Let G be a Polish locally compact group acting on a Polish space X with a G-invariant probability measure μ. We factorize the integral with respect to μ in terms of the integrals with respect to the ergodic measures on X, and show that Lp(X,μ) (1≤ p<∞) is G-equivariantly isometrically lattice isomorphic to an Lp-direct integral of the spaces Lp(X,λ), where λ ranges over the ergodic measures on X. This yields a disintegration of the canonical representation of G as isometric lattice automorphisms of Lp(X,μ) as an Lp-direct integral of order indecomposable representations.
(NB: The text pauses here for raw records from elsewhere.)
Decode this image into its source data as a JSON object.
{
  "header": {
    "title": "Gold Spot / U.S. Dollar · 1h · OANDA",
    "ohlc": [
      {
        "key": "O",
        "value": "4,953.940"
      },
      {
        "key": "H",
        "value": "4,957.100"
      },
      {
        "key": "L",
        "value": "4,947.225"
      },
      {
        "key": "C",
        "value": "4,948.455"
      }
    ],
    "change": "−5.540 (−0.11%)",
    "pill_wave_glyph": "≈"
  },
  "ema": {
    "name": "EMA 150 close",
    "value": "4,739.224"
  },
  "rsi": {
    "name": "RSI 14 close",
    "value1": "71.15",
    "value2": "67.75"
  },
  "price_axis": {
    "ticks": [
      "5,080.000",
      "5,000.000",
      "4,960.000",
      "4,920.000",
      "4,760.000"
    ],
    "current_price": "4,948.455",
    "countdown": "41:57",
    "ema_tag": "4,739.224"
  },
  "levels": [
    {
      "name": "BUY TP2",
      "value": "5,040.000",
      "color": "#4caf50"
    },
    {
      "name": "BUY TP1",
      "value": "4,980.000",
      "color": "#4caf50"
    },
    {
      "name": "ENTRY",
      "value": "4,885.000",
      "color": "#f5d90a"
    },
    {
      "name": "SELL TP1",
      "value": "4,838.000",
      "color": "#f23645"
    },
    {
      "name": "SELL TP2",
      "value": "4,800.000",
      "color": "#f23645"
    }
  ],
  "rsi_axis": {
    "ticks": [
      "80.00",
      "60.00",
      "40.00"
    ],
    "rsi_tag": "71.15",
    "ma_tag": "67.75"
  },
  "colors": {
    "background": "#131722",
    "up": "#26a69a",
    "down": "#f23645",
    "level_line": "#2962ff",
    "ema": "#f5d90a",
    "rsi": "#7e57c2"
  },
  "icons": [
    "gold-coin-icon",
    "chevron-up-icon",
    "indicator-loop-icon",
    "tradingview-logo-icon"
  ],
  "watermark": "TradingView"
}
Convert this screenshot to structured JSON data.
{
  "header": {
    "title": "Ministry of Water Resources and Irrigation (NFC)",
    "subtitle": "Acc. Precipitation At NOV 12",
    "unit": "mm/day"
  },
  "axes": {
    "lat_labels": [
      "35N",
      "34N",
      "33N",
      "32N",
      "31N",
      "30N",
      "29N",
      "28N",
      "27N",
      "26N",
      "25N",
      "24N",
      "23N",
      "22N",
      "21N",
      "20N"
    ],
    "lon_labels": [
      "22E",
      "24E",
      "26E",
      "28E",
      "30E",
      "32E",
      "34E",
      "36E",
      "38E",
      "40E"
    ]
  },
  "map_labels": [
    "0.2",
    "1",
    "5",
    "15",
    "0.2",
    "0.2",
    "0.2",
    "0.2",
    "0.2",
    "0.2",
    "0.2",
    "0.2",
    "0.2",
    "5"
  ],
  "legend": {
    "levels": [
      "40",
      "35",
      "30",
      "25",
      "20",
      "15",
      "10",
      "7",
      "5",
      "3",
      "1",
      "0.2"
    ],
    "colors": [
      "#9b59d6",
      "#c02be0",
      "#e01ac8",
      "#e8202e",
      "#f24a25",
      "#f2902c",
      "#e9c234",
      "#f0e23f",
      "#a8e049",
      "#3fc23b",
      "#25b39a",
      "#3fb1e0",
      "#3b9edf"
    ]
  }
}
If (X,μ) is a probability space, and, for some 1≤ q<∞, G acts in a strongly continuous manner on Lq(X,μ) as isometric lattice automorphisms that leave the constants fixed, then G acts on Lp(X,μ) in a similar fashion for all 1≤ p<∞. Moreover, there exists an alternative model in which these representations originate from a continuous action of G on a compact Hausdorff space. If (X,μ) is separable, the representation of G on Lp(X,μ) can then be disintegrated into order indecomposable representations. The notions of Lp-direct integrals of Banach spaces and representations that are developed extend those in the literature.